High Intensity Interval Training – HIIT
High intensity interval training, or HIIT, is a type of workout that includes repeated periods of high intensity effort followed by varied recovery times structured in a way to ensure you get maximum benefits from your workout in a short amount of time. It is challenging. It is not for the inexperienced or those who have never performed any similar exercise like metabolic training. You will need to be fueled properly, and have the right mindset to do well.
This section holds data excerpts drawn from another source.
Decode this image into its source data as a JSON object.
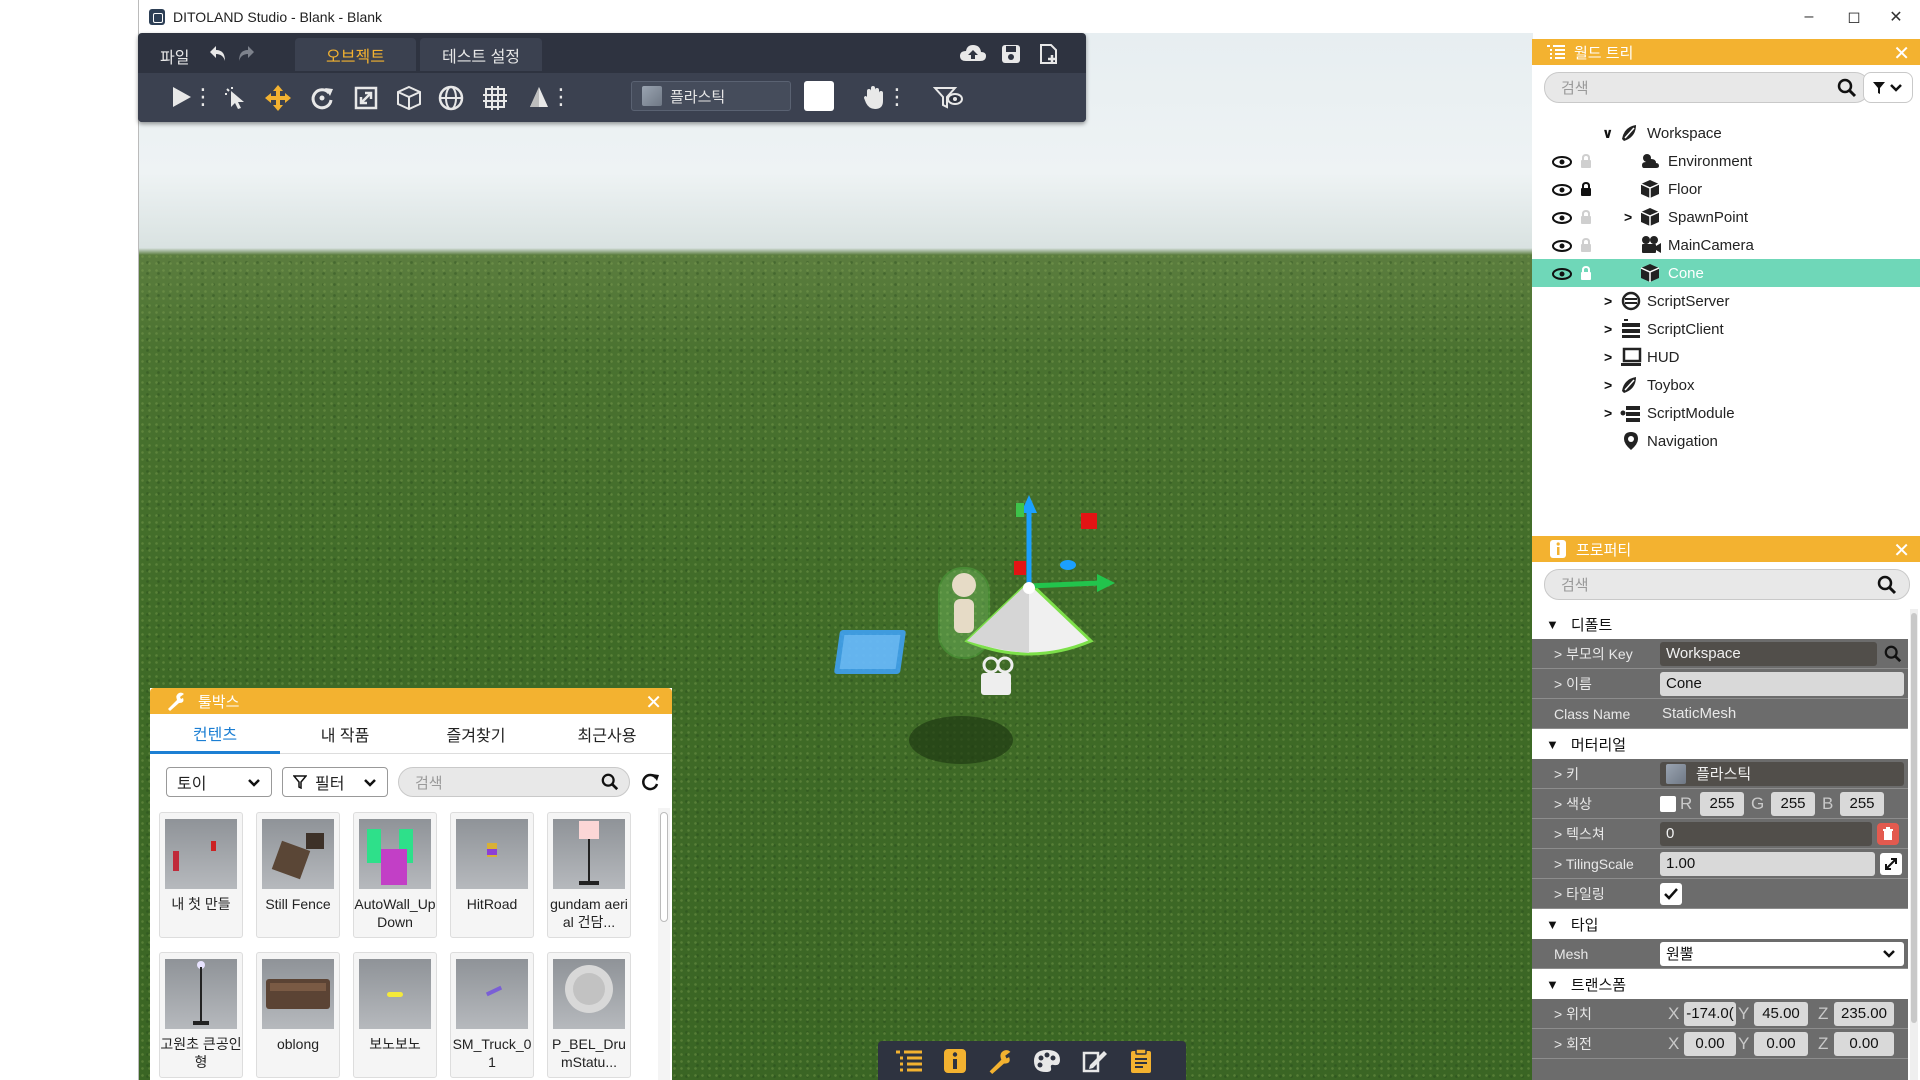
{
  "window": {
    "title": "DITOLAND Studio - Blank - Blank"
  },
  "toolbar": {
    "file_menu": "파일",
    "tabs": [
      {
        "label": "오브젝트",
        "active": true
      },
      {
        "label": "테스트 설정",
        "active": false
      }
    ],
    "material_label": "플라스틱"
  },
  "world_tree": {
    "title": "월드 트리",
    "search_placeholder": "검색",
    "items": [
      {
        "label": "Workspace",
        "icon": "workspace-icon",
        "expanded": true
      },
      {
        "label": "Environment",
        "icon": "environment-icon"
      },
      {
        "label": "Floor",
        "icon": "cube-icon",
        "locked": true
      },
      {
        "label": "SpawnPoint",
        "icon": "cube-icon",
        "collapsed": true
      },
      {
        "label": "MainCamera",
        "icon": "camera-icon"
      },
      {
        "label": "Cone",
        "icon": "cube-icon",
        "selected": true
      },
      {
        "label": "ScriptServer",
        "icon": "script-server-icon"
      },
      {
        "label": "ScriptClient",
        "icon": "script-client-icon"
      },
      {
        "label": "HUD",
        "icon": "hud-icon"
      },
      {
        "label": "Toybox",
        "icon": "toybox-icon"
      },
      {
        "label": "ScriptModule",
        "icon": "script-module-icon"
      },
      {
        "label": "Navigation",
        "icon": "location-pin-icon"
      }
    ]
  },
  "properties": {
    "title": "프로퍼티",
    "search_placeholder": "검색",
    "sections": {
      "default": "디폴트",
      "material": "머터리얼",
      "type": "타입",
      "transform": "트랜스폼"
    },
    "parent_key_label": "> 부모의 Key",
    "parent_key_value": "Workspace",
    "name_label": "> 이름",
    "name_value": "Cone",
    "class_label": "Class Name",
    "class_value": "StaticMesh",
    "key_label": "> 키",
    "key_value": "플라스틱",
    "color_label": "> 색상",
    "color_r": "255",
    "color_g": "255",
    "color_b": "255",
    "r_axis": "R",
    "g_axis": "G",
    "b_axis": "B",
    "texture_label": "> 텍스쳐",
    "texture_value": "0",
    "tiling_label": "> TilingScale",
    "tiling_value": "1.00",
    "tiled_label": "> 타일링",
    "mesh_label": "Mesh",
    "mesh_value": "원뿔",
    "position_label": "> 위치",
    "position": {
      "x": "-174.0(",
      "y": "45.00",
      "z": "235.00"
    },
    "rotation_label": "> 회전",
    "rotation": {
      "x": "0.00",
      "y": "0.00",
      "z": "0.00"
    },
    "x_axis": "X",
    "y_axis": "Y",
    "z_axis": "Z"
  },
  "toolbox": {
    "title": "툴박스",
    "tabs": [
      {
        "label": "컨텐츠",
        "active": true
      },
      {
        "label": "내 작품"
      },
      {
        "label": "즐겨찾기"
      },
      {
        "label": "최근사용"
      }
    ],
    "category": "토이",
    "filter": "필터",
    "search_placeholder": "검색",
    "items": [
      {
        "label": "내 첫 만들"
      },
      {
        "label": "Still Fence"
      },
      {
        "label": "AutoWall_UpDown"
      },
      {
        "label": "HitRoad"
      },
      {
        "label": "gundam aerial 건담..."
      },
      {
        "label": "고원초 큰공인형"
      },
      {
        "label": "oblong"
      },
      {
        "label": "보노보노"
      },
      {
        "label": "SM_Truck_01"
      },
      {
        "label": "P_BEL_DrumStatu..."
      }
    ]
  },
  "colors": {
    "accent": "#f3b230",
    "selected_row": "#6fd7b8",
    "toolbar_bg": "#2e3340",
    "tab_active_text": "#f3b230",
    "toolbox_tab_active": "#1c7fd3"
  }
}
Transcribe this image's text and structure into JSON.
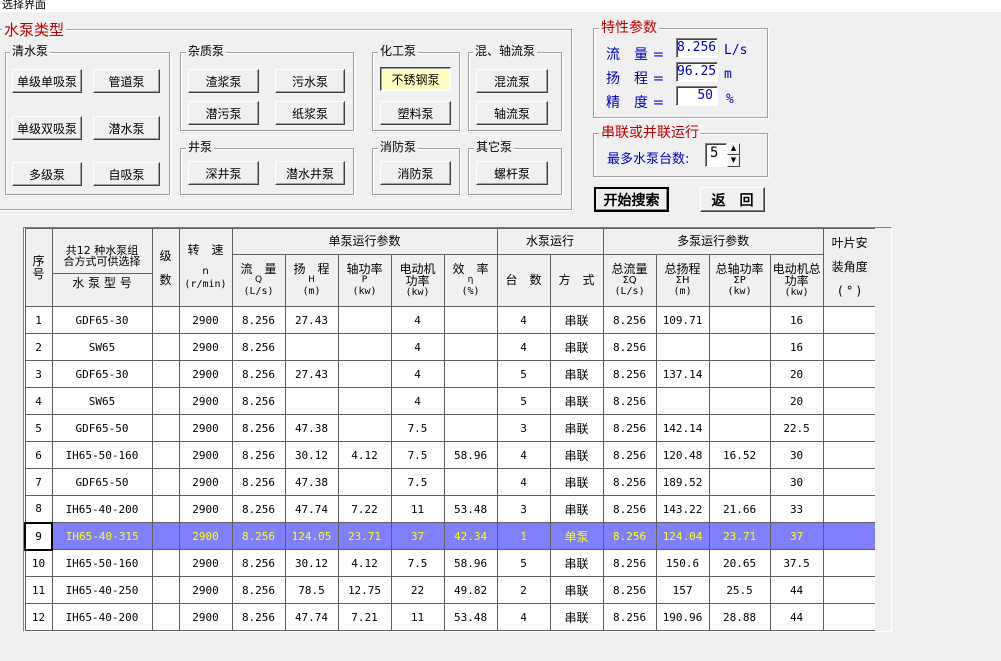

You may also want to get an extra boost to push through it with a pre-workout, an all natural supplement designed specifically for these types of workouts.
Benefits of HIIT
- Builds endurance
- Boosts metabolism
- Builds muscle while losing fat fast – steady cardio often only provides the latter
- Improves your cardiovascular health – it’s easier to push your body to a high level in short bursts than over a prolonged period of time
- Burns calories for hours afterward. Steady cardio only burns calories while you are performing it, like during the race or bike ride. As soon as you stop, you also stop burning extra calories.
- Is never boring!
Someone new to HIIT should start slowly. An example would be walking for 30 seconds and then sprinting for 30 seconds. Repeat this for 5 – 10 times. To progress this, you could complete more rounds of 30 seconds on/30 seconds off, extend the sprint time to 40 or 45 seconds for each round, or perform them all on an incline whether on a treadmill or outside on a street.
A complete workout program will likely include high intensity interval training, strength training, and possibly steady cardio work such as jogging, biking, or using an elliptical machine. HIIT is too challenging to perform every day, and incorporating weight-lifting and other cardio work will give you a well-rounded plan to improve your overall health and well-being.